My favorite reaction thus far came from DC Councilmember Tommy Wells (D-Ward 6), via Twitter:
Massachusetts is a disaster. We need to make as much progress as possible before these nutwhacks get back in charge.Let me say that I consider myself a Democrat. I was one of those annoying kids who supported Howard Dean (I even went to Iowa!) and heck, I've been reading DailyKos for approximately forever. However, I find it comical for a DC elected official to call Massachusetts a disaster, and Scott Brown a nutwhack. He may very well be, but Massachusetts elected him, and lest we forget that DC keeps electing Marion Barry.
So let me just say a few things. Once again the Democrats fielded a poor candidate in an election they thought they had in the bag. I'm sick of Democrats thinking they "deserve" a seat, or that this seat "belonged" to them. Last time I checked, that seat belonged to the State of Massachusetts. If having 59 seats in the United States Senate isn't enough to get something done, then the Democrats need to rethink just what the hell they are doing. I'm so glad that I don't have to deal with national politics on a daily basis. Now just get over this loss and get back to work.
Going hyper-local, 14th Street retail continues to suffer. 14th & You has a good piece about the decline of retail along 14th Street. The transformation of the area in the past few years is a great study of the double-edged sort of 'progress.' I highly suggest reading this piece, especially if you support local businesses. It's amazing to watch as a strip once occupied by a few restaurants and some promising local retail has turned into the upscale bar and furniture district. High tax rates and rising rents have forced all but the most profitable businesses out of the area, leaving vacant storefronts between the bars and now a big box furniture store. We'll give tax breaks to an out of state business (e.g. Target or Ellwood Thompsons) but we find it so hard to help out small businesses. It's a sorry state of affairs that seemingly could be avoided, if given some thought.
United Medical Center faced supply woes over the weekend. The only hospital serving Southeast dealt with what some called "battlefield conditions." Due to ongoing financial issues, an order for vital hospital supplies was delayed over the long weekend. The cause? The supplier wanted to wait for the hospital's check to clear before making the delivery. This resulted in a shortage of needed materials. This WJLA story reports that paramedics were having to give the hospital supplies from ambulances just so the emergency room could operate. How ridiculous is it that the hospital's credit is so poor that it has to pay for vital supplies essentially in cash, since the checks cannot be trusted. Are we going to need to do a donation drive for supplies for our own hospitals? Mayor Fenty pledged to send a few tons of supplies to Haiti... perhaps we should rethink what the District can give to others, if we can't take care of our own.

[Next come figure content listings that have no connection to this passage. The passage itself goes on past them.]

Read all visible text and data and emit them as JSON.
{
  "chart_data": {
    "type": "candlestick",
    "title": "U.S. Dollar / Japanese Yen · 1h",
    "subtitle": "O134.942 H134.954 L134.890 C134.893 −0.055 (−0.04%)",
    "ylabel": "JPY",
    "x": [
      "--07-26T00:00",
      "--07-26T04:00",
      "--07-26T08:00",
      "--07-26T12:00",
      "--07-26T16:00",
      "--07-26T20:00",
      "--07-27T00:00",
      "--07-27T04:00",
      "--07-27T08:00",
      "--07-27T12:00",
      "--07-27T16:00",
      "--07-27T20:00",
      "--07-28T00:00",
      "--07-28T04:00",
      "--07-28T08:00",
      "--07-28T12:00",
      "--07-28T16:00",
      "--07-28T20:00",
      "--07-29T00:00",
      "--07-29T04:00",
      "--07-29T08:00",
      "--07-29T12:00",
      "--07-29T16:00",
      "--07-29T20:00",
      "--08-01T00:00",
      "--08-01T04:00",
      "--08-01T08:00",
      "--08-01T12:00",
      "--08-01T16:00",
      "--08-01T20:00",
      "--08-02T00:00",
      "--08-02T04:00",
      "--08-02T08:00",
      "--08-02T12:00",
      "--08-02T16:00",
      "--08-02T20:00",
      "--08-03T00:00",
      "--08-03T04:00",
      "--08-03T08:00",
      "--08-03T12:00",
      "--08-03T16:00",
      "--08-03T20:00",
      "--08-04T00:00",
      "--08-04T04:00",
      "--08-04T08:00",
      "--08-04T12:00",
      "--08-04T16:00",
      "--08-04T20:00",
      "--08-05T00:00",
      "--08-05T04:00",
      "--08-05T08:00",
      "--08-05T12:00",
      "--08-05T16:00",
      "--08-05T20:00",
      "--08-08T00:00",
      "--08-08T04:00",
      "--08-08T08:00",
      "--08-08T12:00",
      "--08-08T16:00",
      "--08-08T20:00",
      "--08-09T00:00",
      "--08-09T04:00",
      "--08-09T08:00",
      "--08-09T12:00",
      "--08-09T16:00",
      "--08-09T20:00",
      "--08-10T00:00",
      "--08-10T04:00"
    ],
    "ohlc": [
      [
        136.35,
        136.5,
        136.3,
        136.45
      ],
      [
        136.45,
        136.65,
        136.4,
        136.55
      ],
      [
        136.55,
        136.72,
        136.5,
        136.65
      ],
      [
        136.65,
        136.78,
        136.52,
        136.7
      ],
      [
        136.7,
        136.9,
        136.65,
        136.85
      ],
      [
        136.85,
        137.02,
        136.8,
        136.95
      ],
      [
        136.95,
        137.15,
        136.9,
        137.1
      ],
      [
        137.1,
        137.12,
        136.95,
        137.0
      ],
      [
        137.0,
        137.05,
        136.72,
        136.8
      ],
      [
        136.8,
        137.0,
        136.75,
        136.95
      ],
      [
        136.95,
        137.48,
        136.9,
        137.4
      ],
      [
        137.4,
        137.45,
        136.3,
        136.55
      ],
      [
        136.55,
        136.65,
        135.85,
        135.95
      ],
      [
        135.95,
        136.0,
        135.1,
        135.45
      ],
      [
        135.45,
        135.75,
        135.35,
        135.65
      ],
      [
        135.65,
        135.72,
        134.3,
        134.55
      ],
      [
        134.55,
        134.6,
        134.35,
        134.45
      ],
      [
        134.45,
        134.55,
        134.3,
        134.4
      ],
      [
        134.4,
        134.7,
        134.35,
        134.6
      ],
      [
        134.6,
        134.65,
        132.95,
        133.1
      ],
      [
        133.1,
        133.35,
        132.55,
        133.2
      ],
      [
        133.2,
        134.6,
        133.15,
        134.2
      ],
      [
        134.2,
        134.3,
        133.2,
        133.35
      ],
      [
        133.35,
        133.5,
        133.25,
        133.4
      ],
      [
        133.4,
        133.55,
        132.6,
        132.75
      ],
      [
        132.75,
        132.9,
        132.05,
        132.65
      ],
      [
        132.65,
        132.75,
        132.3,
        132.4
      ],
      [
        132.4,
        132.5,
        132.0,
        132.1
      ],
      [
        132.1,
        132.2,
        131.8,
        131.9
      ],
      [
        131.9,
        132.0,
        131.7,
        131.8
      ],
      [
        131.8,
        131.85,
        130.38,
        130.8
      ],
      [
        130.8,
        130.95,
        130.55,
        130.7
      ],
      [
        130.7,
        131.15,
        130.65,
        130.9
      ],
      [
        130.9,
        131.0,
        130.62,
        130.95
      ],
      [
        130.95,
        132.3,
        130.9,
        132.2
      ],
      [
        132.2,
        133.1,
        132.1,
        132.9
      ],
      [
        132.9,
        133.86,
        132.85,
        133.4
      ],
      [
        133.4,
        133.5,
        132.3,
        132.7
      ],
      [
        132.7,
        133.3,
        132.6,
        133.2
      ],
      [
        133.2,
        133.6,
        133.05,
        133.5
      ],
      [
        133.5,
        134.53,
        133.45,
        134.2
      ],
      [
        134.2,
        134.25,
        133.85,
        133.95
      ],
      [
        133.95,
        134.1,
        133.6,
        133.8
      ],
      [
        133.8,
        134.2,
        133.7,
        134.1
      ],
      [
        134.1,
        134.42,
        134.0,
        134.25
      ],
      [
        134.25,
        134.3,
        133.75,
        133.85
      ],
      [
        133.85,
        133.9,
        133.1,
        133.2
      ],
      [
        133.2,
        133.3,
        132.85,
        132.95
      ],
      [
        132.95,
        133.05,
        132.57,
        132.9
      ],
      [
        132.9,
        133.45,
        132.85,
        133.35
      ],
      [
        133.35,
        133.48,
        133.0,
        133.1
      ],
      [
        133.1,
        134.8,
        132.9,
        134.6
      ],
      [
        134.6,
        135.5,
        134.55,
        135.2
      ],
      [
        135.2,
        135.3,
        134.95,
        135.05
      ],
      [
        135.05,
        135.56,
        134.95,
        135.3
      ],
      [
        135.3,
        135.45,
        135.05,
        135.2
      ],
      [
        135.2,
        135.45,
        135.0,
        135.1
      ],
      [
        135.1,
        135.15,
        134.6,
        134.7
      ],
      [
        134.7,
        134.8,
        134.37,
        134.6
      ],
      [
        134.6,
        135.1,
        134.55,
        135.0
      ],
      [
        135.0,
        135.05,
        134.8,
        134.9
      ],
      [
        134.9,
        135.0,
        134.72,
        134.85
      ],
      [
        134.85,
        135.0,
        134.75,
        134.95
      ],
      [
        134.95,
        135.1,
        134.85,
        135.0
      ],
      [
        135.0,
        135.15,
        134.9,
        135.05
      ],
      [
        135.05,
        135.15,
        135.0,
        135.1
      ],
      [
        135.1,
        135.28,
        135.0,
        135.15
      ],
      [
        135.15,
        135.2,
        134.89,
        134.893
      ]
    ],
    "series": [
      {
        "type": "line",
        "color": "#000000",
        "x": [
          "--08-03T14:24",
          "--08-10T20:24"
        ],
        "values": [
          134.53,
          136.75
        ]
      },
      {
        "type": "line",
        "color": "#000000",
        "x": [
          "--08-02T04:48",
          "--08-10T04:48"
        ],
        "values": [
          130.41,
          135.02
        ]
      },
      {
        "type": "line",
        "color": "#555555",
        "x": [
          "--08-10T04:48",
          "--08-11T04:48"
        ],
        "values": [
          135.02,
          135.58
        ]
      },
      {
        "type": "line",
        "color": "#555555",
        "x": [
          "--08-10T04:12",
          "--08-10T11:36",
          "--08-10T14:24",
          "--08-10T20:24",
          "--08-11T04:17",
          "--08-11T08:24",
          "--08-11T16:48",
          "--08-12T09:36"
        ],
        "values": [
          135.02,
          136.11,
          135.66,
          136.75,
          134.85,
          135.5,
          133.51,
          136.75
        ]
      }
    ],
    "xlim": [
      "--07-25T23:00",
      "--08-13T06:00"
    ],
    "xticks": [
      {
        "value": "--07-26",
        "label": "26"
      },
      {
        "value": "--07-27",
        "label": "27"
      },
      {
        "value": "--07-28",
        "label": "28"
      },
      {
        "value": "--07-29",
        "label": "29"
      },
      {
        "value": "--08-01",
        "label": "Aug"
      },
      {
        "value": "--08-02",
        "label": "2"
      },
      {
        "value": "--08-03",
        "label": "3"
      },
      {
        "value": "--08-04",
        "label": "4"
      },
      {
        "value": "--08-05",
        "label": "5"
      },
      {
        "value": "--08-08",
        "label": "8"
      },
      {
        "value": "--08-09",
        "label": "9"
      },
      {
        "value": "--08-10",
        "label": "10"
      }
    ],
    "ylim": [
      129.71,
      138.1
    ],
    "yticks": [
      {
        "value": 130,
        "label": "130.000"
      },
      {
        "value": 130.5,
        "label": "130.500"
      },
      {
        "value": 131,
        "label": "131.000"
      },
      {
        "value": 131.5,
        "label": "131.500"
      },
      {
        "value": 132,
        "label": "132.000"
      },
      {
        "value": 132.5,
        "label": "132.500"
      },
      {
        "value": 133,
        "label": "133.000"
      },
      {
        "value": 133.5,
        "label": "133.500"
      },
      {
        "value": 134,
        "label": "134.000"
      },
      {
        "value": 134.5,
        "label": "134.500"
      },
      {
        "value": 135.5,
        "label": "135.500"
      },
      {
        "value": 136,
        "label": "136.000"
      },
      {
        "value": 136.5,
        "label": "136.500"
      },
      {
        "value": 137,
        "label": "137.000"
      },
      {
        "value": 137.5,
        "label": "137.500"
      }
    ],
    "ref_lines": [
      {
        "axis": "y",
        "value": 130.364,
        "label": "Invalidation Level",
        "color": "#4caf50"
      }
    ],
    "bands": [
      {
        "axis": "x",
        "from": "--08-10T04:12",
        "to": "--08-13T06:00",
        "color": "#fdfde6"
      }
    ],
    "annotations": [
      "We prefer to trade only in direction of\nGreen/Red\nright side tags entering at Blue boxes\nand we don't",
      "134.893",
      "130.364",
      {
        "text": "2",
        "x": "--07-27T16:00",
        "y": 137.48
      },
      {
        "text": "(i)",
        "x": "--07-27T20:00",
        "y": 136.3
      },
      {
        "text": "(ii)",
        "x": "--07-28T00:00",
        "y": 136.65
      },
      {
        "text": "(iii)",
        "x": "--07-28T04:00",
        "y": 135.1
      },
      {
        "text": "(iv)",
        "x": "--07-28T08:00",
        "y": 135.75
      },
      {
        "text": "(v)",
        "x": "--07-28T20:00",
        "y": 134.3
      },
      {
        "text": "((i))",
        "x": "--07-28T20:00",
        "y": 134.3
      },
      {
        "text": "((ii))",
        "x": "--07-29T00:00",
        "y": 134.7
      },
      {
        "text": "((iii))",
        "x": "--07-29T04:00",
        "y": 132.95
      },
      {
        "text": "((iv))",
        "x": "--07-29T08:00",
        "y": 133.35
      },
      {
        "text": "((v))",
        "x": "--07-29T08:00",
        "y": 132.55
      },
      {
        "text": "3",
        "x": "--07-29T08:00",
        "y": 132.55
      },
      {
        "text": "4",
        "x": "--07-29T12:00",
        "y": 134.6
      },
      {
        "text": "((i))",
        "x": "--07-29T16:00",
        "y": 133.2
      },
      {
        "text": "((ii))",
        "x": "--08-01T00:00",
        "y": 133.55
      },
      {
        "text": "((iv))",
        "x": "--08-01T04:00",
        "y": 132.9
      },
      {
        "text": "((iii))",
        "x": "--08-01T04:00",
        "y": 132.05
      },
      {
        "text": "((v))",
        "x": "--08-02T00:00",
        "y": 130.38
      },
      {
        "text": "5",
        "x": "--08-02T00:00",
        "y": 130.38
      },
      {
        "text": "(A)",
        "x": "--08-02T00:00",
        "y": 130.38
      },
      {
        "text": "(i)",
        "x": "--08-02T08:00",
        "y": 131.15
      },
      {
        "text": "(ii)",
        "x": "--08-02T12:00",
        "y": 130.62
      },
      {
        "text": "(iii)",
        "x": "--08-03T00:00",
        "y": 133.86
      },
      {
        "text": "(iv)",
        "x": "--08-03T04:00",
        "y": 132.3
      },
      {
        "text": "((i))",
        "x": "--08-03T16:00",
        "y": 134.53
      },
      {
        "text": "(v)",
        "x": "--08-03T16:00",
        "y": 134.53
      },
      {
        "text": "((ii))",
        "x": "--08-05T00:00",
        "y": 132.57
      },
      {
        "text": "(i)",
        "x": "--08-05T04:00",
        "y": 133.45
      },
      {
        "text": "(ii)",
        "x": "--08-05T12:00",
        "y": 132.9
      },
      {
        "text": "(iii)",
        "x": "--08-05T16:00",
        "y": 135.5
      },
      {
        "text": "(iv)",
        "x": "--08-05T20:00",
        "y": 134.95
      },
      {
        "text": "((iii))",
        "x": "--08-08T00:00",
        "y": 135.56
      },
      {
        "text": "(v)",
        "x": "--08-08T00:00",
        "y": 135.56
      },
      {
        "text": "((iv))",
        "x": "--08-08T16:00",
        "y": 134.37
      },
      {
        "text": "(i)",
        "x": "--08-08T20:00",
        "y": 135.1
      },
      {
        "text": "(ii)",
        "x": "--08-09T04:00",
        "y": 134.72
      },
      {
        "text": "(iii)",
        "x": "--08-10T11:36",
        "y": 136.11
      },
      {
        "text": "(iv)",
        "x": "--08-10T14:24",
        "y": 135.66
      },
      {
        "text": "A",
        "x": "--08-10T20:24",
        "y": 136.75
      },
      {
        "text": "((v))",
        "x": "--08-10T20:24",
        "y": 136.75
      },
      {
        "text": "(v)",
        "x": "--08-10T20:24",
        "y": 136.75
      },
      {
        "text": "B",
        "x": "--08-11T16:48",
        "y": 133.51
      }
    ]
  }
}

Medical marijuana poised to be the next contracting scandal. The Council has proposed medical marijuana legislation that would create a system to grow and distribute the drug to patients in the District. The legislation puts restrictions on where the proposed five dispensies could be located, and Councilmember David Catania (I-At Large) believes the regulations could serve as a model for other states. I'm mostly in favor of ending the war on weed, as it takes up too much time and resources for law enforcement. However, I can tell you I absolutely don't trust the District do to this correctly. We can barely enforce the laws we already have, and creating a system to provide medical marijuana is asking for fraud on levels that we haven't seen in a long time. Since there are still federal laws making marijuana illegal, the District cannot import it from another state. Can you imagine a DC government run (or audited) organization growing marijuana for "medical purposes?" Is this a joke? Catania says it would be up to the mayor to enforce the regulations. Do we want to leave this up to Fenty? As much as I don't want to shoot down this idea, it sounds so unrealistic and I imagine will ultimately end with Congress shutting it down. Not to mention, how the heck are we going to pay for this? The Council would like to provide the drug at a subsided cost for low income people. The creation of this infrastructure and enforcing the regulations will be a huge burden, and keep in mind for everyone else marijuana will still be illegal, so it won't take much of a load off of MPD. Sorry to rain on everyone's Cheech and Chong parade.